The practice of paying Noma interns has added $50,000 in monthly operating expenses to the restaurant’s budget, according to The New York Times. It’s certainly progress for interns in the world of fine dining to make an income, but hard to ignore that the change came amid a flurry of reporting on the unfair working conditions within the world of haute cuisine. If Noma, where diners pay $500 per person, can’t keep its doors open for regular service while paying its workers a wage, then the industry at large has some major restructuring to do. 

As leaders in the culinary world, Redzepi and his team were perhaps best positioned to lead by example and create solutions for a better working environment. Instead, Redzepi seems resigned to the fact that the world of haute cuisine will need reinvention from the ground up—and with someone else at the lead—if it’s to continue. “We have to completely rethink the industry,” he told The New York Times. “This is simply too hard, and we have to work in a different way.”

Noma’s closure brings many of the restaurant industry’s long-standing flaws into sharp focus. The “angry chef” template is familiar to nearly anyone who’s worked in a restaurant kitchen, and Redzepi himself has written about his unacceptable workplace behavior. Despite the therapy he sought to temper his rage in the kitchen, it seems he couldn’t find a middle ground between unpaid 16-hour workdays and the utopian restaurant ideal wherein he pays workers  “enough to afford children, a car and a house in the suburbs,” as he told the Times. Scandals and investigations at top restaurants around the country like Blue Hill, Willows Inn, and Eleven Madison Park make it clear that Redzepi was not the only chef overseeing an untenable workplace for employees. In its current form, much of haute cuisine relies heavily on an unsavory mix of unpaid labor and some level of intimidation.

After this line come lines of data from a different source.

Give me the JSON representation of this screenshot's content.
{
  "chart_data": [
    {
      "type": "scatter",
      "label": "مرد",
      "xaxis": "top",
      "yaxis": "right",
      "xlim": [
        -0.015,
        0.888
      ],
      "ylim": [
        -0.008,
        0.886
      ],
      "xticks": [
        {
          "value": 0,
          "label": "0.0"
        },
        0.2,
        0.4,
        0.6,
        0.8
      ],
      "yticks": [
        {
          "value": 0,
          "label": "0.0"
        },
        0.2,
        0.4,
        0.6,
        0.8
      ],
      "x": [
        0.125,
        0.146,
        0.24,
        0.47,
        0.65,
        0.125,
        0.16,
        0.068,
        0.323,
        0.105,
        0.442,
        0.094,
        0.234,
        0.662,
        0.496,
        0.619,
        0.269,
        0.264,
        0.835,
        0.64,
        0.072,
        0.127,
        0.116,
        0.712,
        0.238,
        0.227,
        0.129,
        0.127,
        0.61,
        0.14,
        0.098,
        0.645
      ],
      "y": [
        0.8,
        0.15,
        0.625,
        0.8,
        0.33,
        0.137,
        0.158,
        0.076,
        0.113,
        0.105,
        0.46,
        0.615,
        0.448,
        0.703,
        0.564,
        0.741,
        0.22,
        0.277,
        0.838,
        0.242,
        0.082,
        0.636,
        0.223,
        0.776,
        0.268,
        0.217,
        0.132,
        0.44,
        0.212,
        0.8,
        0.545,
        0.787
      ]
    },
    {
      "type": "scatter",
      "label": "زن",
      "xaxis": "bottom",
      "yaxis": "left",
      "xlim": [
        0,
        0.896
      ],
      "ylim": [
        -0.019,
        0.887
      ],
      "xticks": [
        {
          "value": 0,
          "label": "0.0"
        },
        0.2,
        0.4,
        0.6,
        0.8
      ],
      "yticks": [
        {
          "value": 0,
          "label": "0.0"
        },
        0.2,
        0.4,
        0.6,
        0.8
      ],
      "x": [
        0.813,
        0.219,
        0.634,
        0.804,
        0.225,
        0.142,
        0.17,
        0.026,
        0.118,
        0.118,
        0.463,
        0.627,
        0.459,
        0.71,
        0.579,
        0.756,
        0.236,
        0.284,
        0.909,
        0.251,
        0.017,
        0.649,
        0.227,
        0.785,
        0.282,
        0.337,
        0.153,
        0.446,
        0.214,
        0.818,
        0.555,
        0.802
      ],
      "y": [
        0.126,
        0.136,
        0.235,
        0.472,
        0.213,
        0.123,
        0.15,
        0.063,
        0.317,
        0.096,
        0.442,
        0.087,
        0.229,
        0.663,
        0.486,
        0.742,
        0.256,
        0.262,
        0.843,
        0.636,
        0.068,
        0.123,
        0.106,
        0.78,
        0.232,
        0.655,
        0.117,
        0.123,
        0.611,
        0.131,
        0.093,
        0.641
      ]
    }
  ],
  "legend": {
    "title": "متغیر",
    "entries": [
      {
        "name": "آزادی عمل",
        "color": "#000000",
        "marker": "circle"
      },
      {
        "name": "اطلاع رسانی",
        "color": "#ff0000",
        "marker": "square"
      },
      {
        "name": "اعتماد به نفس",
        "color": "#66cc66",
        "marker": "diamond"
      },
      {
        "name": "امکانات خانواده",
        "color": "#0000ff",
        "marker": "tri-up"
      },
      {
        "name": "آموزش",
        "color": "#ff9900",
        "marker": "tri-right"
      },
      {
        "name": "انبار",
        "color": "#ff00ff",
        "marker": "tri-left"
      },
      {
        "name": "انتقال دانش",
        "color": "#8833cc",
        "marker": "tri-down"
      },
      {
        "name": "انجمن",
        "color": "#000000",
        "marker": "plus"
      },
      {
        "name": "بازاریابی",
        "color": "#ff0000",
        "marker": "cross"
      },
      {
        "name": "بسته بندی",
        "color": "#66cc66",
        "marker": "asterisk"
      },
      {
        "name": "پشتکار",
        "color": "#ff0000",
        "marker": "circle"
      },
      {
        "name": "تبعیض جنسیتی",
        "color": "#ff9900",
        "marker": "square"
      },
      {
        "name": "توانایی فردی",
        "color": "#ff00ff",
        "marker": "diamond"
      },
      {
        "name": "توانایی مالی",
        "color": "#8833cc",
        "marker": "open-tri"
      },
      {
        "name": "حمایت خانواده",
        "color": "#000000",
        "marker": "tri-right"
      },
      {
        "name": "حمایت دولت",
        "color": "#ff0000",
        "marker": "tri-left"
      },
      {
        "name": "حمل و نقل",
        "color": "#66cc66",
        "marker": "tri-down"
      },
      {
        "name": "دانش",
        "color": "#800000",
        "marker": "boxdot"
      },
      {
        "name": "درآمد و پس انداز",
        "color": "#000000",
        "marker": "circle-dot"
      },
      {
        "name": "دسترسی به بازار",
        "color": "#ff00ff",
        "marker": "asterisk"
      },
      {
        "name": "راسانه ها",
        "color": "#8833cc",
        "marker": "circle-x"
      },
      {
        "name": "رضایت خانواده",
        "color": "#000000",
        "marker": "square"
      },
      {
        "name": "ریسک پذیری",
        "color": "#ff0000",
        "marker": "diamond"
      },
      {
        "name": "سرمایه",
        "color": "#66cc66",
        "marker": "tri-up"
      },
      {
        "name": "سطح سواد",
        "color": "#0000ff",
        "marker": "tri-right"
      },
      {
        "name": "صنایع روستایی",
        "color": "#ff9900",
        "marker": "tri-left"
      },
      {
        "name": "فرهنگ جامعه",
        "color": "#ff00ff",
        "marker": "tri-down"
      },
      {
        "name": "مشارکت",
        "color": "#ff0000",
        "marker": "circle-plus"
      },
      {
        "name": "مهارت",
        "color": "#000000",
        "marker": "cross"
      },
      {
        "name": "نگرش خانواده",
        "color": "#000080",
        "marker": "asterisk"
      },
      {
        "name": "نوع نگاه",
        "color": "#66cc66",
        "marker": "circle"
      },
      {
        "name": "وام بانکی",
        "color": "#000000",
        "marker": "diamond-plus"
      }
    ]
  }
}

While Noma—the restaurant—is closing its doors in 2024, the culinary braintrust will be reincarnated in what Redzepi is calling “Noma 3.0.” The Noma test kitchen will develop new products and dishes to sell on an e-commerce platform and occasionally open up as a pop-up restaurant. It’s certainly not the last we’ll be hearing of Redzepi and his team, as they branch out into new-to-them territory. But as Redzepi wrote in the closure announcement, “Serving guests will still be a part of who we are, but being a restaurant will no longer define us.”

Noma will continue to operate as a pop-up restaurant and food lab after it closes for regular service in 2024.